New Neurons in Adult Brain Buffer Stress
New neurons growing in the adult brain help buffer the effects of stress, according to a new study in mice. Previous research has suggested that the growth of new neurons, or neurogenesis, in adults is involved in recovery from depression. This work provides evidence that loss of new neurons plays a role in the development of depression and suggests that the stress response is the link between adult neurogenesis and depressive illness.
Research has generated provocative clues that changes in the growth of new neurons in the adult brain are centrally involved in the development of, and treatment for, depression. One of the areas of the brain in which neurogenesis is known to occur, the hippocampus, has a well known role in learning and memory, but it also helps regulate the stress response. Studies have shown that stress, a known risk factor for depression, and the hormones released as a result of stressful experiences, reduce the rate of neurogenesis in the hippocampus. Other studies have found that currently available antidepressants augment neurogenesis, as does exercise, which has been shown to increase resilience to stress.
On the other hand, while there has been much evidence pointing to a link between neurogenesis and depression, studies also report that animals in which neurogenesis has been prevented by various means do not develop behavior analogous to depression. This suggested that altered neurogenesis didn’t directly cause depression; the NIMH research was aimed at exploring the connection.
In this study, reported in the journal Nature, NIMH intramural scientists led by Heather Cameron interrupted adult neurogenesis in mice, then tracked how the mice responded to stress.
Testing pointed to an impaired ability by the mice to respond to stress when neurogenesis was absent. In a first test, the investigators used gene transfer to render newly growing neurons sensitive to an antiviral drug, so that newly dividing, but not mature neurons, are eliminated. They then compared how mice with and without adult neurogenesis responded to being restrained, a stressor for mice. Immediately after the restraint ended, both groups of mice had similar levels of the hormone corticosterone, a marker of stress. Thirty minutes later, however, corticosterone was still elevated in the mice without adult neurogenesis, suggesting that their ability to recover from stress was compromised. In addition, the investigators showed that it was neurogenesis specifically in the hippocampus and not other areas of the brain that altered the response to stress.
In another standard test of depression-like behavior, which reliably shows the effects of antidepressants on behavior, the mice were offered food but had to venture into an open, exposed space to get it. Mice that had not been subjected to stress responded similarly whether or not neurogenesis was intact. If the mice were first stressed by being restrained, however, those in which neurogenesis was impaired took longer to eat, preferring safety to food. These and other tests suggested that the presence or absence of neurogenesis affected how the mice responded to stress, both in terms of internal hormonal responses and behavior.

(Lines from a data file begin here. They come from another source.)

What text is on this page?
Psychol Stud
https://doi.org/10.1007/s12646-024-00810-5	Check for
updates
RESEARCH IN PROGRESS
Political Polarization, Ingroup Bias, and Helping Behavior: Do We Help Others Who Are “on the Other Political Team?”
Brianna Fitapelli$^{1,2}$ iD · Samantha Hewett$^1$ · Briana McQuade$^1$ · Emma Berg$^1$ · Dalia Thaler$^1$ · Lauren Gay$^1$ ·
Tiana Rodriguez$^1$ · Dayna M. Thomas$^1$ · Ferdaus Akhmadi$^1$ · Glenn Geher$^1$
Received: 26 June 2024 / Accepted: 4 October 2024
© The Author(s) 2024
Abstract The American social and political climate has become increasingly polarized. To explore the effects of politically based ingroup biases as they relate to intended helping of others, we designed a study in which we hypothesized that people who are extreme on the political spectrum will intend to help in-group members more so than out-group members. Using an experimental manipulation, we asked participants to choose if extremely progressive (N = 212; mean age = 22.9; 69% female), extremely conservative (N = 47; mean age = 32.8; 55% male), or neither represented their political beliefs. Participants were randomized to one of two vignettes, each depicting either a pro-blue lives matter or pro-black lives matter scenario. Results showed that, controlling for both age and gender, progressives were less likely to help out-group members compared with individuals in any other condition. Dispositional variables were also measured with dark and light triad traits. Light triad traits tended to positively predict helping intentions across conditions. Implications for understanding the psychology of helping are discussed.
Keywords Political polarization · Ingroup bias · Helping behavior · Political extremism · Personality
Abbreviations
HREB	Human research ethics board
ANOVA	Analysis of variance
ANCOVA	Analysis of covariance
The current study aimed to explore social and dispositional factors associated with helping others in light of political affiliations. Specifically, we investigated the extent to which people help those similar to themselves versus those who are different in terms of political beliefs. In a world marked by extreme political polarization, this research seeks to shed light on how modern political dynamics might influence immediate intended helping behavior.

Stress is a key risk factor for depression, but some people seem especially vulnerable to stress while others are resilient. Previous research has shown that the hippocampus is involved in regulation of the stress response system and that stress impairs neurogenesis in the hippocampus. This work suggests that adult neurogenesis helps an individual weather stress. Thus stress itself could lead to a self-reinforcing cycle leading towards a declining ability to respond effectively to stress, in some cases leading to depression. Understanding how adult neurogenesis is involved in the development of depression—and how it is involved in the actions of antidepressant medications and other therapeutic and preventive approaches—can help inform the development of new ways to prevent and treat depression.
Snyder, J.S., Soumier, A., Brewer, M., Pickel, J., and Cameron, H.A. Nature Aug 3, 2011. Epub ahead of print. doi: 10.1038/nature10287.